Of the 11 remaining Senators who were elected to full terms sandwiched around their absence from the Senate, six departed the Senate on their first go-around on their own terms – unlike Allen who was defeated at the ballot box.
· Democrat Alben Barkley (Kentucky) served from 1927 through 1949 before resigning to become Vice President of the United States under Harry Truman. Barkley was elected again to a full term in 1954 and served from 1955 until his death in 1956.
· Republican Henry Cabot Lodge, Jr. (Massachusetts) served from 1937 to 1944 before resigning to return to active duty in the U.S. Army. Lodge was elected again to a full term in 1946 and served again from 1947 to 1953.
· DFLer Hubert Humphrey (Minnesota) was elected in 1948 and served until 1964 when he resigned to become Vice President under Lyndon Johnson.
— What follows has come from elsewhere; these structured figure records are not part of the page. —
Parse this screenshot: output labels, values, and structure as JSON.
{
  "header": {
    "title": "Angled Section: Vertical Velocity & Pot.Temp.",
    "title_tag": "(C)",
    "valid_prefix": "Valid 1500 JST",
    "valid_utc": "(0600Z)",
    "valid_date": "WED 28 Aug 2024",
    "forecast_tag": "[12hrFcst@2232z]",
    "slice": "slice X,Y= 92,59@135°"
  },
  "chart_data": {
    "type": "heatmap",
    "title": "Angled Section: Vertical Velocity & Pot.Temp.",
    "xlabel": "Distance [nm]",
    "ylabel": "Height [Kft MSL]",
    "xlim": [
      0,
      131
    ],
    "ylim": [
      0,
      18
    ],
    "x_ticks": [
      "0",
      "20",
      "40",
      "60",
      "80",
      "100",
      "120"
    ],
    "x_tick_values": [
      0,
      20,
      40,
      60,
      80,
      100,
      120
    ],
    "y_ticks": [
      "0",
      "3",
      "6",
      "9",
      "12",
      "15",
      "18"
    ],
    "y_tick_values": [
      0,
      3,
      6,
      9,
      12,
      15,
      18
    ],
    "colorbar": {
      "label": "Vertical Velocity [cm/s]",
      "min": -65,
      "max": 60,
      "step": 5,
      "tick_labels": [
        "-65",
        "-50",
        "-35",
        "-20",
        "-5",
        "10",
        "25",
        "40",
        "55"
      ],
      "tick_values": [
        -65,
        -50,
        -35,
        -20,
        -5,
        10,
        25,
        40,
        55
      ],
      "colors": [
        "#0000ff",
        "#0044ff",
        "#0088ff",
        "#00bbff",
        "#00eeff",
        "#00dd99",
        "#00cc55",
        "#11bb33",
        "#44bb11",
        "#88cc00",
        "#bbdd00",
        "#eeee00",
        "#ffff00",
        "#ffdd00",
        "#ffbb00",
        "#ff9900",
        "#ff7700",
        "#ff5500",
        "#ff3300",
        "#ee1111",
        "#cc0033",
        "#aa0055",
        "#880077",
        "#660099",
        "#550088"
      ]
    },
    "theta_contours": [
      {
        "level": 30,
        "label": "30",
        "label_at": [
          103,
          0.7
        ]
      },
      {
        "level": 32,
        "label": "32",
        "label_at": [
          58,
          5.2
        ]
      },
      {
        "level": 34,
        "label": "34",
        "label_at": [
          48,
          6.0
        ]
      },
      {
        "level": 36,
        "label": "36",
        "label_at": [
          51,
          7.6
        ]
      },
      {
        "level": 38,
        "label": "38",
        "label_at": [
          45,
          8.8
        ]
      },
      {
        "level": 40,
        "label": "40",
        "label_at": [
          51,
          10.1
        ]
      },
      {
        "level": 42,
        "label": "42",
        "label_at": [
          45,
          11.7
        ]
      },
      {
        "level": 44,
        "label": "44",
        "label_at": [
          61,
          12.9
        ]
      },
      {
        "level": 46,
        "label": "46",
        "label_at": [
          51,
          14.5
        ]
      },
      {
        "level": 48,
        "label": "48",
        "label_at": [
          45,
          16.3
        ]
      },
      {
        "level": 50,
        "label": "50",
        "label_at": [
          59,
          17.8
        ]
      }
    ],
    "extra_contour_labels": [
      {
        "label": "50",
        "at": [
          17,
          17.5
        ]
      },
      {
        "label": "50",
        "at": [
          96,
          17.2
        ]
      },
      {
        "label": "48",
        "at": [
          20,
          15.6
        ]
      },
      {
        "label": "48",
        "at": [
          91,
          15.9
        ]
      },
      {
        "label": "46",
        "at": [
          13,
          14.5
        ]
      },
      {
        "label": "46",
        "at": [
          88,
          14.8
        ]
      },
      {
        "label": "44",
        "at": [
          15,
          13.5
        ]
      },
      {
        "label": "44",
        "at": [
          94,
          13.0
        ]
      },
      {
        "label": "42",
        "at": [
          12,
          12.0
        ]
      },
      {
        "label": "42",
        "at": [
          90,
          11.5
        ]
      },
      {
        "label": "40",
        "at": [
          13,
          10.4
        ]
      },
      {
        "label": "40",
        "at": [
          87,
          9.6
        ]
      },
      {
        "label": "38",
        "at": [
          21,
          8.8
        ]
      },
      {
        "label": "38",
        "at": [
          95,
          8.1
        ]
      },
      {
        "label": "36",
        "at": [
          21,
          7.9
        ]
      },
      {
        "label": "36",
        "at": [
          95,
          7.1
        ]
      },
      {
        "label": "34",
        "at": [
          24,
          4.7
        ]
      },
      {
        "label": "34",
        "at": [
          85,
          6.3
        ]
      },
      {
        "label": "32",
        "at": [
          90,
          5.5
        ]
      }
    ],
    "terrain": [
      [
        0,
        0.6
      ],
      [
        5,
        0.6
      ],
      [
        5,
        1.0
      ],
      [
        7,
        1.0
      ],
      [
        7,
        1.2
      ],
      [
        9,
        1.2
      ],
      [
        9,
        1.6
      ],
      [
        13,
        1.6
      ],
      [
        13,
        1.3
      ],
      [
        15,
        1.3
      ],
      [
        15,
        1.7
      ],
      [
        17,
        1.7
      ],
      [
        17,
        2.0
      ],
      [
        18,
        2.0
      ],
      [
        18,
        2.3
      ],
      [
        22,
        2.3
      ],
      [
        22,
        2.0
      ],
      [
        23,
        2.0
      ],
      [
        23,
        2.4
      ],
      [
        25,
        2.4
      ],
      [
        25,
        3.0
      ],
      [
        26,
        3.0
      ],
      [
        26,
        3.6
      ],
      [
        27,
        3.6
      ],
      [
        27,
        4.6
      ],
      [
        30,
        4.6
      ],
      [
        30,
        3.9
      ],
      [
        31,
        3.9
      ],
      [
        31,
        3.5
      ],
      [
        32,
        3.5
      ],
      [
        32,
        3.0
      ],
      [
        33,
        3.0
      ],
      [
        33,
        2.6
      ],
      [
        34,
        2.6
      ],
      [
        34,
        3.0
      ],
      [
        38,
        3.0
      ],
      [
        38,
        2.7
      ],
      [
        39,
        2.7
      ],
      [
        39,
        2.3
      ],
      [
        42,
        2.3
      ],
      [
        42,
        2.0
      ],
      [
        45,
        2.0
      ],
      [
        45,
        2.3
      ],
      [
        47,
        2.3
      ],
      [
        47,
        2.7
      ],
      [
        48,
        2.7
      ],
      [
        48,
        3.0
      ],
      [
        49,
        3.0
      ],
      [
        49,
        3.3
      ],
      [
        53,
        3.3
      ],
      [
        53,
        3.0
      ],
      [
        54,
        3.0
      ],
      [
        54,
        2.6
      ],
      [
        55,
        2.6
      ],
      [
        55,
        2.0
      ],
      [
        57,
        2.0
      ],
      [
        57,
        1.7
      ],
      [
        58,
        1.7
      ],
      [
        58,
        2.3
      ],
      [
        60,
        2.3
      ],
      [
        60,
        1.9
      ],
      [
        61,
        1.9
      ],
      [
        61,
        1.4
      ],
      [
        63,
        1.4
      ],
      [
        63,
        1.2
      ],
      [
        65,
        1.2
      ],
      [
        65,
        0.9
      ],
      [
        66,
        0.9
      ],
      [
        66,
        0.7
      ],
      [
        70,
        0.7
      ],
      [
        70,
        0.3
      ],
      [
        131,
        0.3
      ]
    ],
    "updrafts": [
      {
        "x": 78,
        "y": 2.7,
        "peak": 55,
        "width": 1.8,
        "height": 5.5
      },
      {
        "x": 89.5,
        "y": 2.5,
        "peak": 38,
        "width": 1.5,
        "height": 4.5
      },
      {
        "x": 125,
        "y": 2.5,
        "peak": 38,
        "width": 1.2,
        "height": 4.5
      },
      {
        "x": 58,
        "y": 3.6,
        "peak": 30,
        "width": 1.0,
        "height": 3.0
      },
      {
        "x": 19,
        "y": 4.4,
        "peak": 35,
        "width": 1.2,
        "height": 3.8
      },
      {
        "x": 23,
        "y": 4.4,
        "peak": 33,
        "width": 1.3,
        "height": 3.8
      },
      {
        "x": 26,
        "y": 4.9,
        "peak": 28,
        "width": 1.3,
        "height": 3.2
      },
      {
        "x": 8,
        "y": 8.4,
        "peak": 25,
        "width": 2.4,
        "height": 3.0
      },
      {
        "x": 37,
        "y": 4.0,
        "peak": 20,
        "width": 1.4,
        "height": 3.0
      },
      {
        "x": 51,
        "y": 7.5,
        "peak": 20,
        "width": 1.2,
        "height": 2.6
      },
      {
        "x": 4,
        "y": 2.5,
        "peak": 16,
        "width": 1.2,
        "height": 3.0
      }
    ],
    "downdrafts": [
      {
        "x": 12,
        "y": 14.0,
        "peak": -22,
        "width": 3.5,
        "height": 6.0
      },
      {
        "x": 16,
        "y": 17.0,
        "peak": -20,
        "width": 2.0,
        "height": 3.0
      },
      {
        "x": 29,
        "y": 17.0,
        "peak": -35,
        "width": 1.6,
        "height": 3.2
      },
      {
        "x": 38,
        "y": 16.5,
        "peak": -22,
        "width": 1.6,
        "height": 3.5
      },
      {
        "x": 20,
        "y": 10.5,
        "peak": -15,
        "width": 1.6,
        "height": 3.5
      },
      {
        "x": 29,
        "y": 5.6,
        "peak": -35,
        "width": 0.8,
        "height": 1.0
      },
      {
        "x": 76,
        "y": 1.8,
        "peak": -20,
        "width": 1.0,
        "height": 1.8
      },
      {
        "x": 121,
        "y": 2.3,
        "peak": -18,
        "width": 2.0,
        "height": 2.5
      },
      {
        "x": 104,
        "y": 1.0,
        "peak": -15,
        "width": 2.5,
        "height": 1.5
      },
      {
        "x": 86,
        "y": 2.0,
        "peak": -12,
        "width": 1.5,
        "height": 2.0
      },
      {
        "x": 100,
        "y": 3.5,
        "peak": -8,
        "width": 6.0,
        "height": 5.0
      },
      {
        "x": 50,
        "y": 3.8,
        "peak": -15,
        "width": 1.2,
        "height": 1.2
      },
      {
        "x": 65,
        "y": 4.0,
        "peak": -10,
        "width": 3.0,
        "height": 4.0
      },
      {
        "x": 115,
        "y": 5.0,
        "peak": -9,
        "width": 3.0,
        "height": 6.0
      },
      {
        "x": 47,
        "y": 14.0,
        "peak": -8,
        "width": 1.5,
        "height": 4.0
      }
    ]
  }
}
Humphrey was elected again to a full term in 1970 (and again in 1976) and served until his death in 1978.
· Republican Barry Goldwater (Arizona) served from 1953 to 1965 before retiring to run for the presidency in 1964. He was elected again in 1968, 1974, and 1980 and served until 1987.
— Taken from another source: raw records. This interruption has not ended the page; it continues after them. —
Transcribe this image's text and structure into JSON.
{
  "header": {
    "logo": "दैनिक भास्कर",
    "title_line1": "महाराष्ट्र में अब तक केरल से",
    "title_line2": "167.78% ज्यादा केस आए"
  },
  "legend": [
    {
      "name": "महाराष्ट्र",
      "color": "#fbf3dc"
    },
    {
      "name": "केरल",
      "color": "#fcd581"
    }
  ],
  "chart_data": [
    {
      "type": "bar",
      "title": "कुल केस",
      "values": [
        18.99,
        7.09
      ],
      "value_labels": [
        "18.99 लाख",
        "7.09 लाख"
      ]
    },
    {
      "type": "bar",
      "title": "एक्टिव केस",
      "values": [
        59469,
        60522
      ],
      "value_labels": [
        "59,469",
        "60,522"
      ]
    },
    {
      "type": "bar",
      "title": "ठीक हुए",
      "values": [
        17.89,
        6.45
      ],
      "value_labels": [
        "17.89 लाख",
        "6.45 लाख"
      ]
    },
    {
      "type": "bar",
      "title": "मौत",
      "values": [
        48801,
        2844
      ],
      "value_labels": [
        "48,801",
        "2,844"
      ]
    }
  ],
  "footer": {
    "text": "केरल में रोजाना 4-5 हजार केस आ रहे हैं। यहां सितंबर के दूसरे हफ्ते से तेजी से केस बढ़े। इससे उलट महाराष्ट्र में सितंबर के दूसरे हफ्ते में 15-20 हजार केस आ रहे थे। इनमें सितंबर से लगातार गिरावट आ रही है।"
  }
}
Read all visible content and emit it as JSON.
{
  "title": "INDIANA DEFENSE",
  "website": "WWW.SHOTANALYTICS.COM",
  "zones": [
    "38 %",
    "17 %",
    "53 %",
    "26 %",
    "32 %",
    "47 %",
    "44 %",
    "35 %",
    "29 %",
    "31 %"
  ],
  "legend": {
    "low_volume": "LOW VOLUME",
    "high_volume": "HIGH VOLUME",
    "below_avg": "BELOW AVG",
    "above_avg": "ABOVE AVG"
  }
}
· Democrat Frank Lautenberg (New Jersey) served from 1982 until his retirement in 2001. Lautenberg came out of retirement to be an 11th hour replacement on the Democratic ticket in 2002 – winning full terms that cycle as well as in 2008.
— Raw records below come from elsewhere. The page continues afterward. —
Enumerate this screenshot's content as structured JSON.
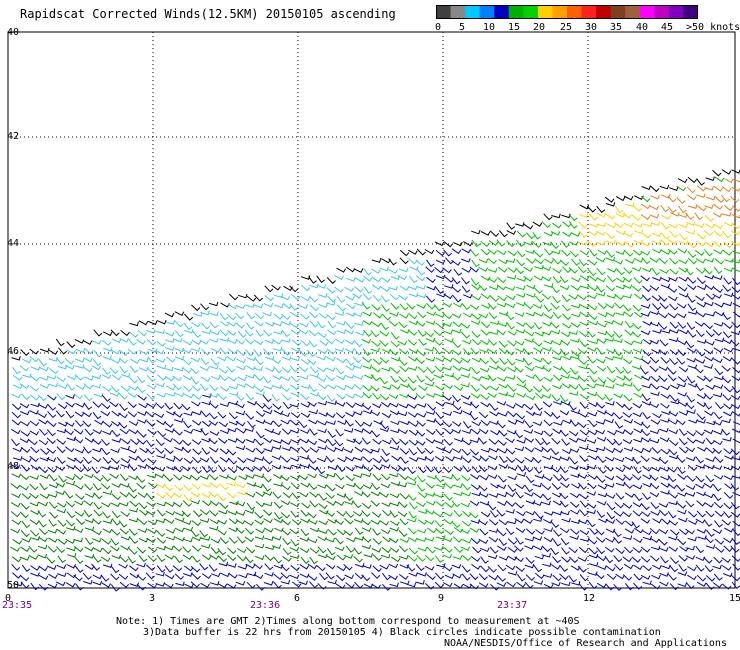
{
  "title": "Rapidscat Corrected Winds(12.5KM) 20150105 ascending",
  "legend": {
    "colors": [
      "#404040",
      "#888888",
      "#00c8ff",
      "#0080ff",
      "#0000c0",
      "#00b000",
      "#00d000",
      "#ffd000",
      "#ffa000",
      "#ff6000",
      "#ff2020",
      "#c00000",
      "#804020",
      "#a06040",
      "#ff00ff",
      "#c000c0",
      "#8000c0",
      "#400080"
    ],
    "tick_labels": [
      "0",
      "5",
      "10",
      "15",
      "20",
      "25",
      "30",
      "35",
      "40",
      "45",
      ">50 knots"
    ]
  },
  "map": {
    "lat_labels": [
      "40",
      "42",
      "44",
      "46",
      "48",
      "50"
    ],
    "lon_labels": [
      "0",
      "3",
      "6",
      "9",
      "12",
      "15"
    ],
    "time_labels": [
      "23:35",
      "23:36",
      "23:37"
    ],
    "speed_colors": {
      "calm": "#000000",
      "light": "#40c8e8",
      "moderate": "#0000c0",
      "fresh": "#00c000",
      "strong": "#008000",
      "gale": "#ffd000",
      "storm": "#e08020"
    }
  },
  "notes": {
    "line1": "Note: 1) Times are GMT 2)Times along bottom correspond to measurement at ~40S",
    "line2": "3)Data buffer is 22 hrs from 20150105 4) Black circles indicate possible contamination"
  },
  "credit": "NOAA/NESDIS/Office of Research and Applications"
}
· Republican Dan Coats (Indiana) served from 1989 to 1999 (via appointment, special election, and general election victories), but did not seek reelection in 1998. Coats won back his seat in the 2010 election and is currently serving in D.C.
That means Allen is trying to clear a pathway back to Washington, D.C. that only 5 of 879 Senators have taken, and only once since the 1940s:
· Democrat Thomas Gore (Oklahoma) served from 1907-1921 but was an unsuccessful candidate for renomination in 1920. After 10 years out of the Senate, Gore was elected once again by voters in Oklahoma in 1930 and served from 1931 to 1937.
· Democrat Matthew Neely (West Virginia) served one term from 1923 to 1929, but lost the election of 1928. Neely was then elected to West Virginia’s other Senate seat in 1930, winning again in 1936, and served until resigning to become governor in 1941. Neely returned for a third stint with his reelection to the Senate in 1948 and 1954 and served until his death in 1958.
· Democrat Peter Gerry (Rhode Island) served two full terms from 1917 to 1929 before failing to receive his party’s nomination in 1928. Gerry came back and won his seat in the Election of 1934 and served two more terms to 1947.
· Democrat Guy Gillette (Iowa) served from 1936 to 1945 before losing his reelection bid in 1944. Gillette then ran for Iowa’s other Senate seat in 1948 and won – serving again from 1949 to 1955.
· Republican Slade Gorton (Washington) served one term from 1981 to 1987 before losing his reelection bid in 1986. Gorton then ran for Washington’s other Senate seat in 1988 and served two terms to 2001.
Allen will thus try to follow the leads of Neely, Gore, and Gerry who had at least a six-year pause between their Senate victories.
Senator Webb is expected to make an announcement about his reelection plans sometime before April of this year.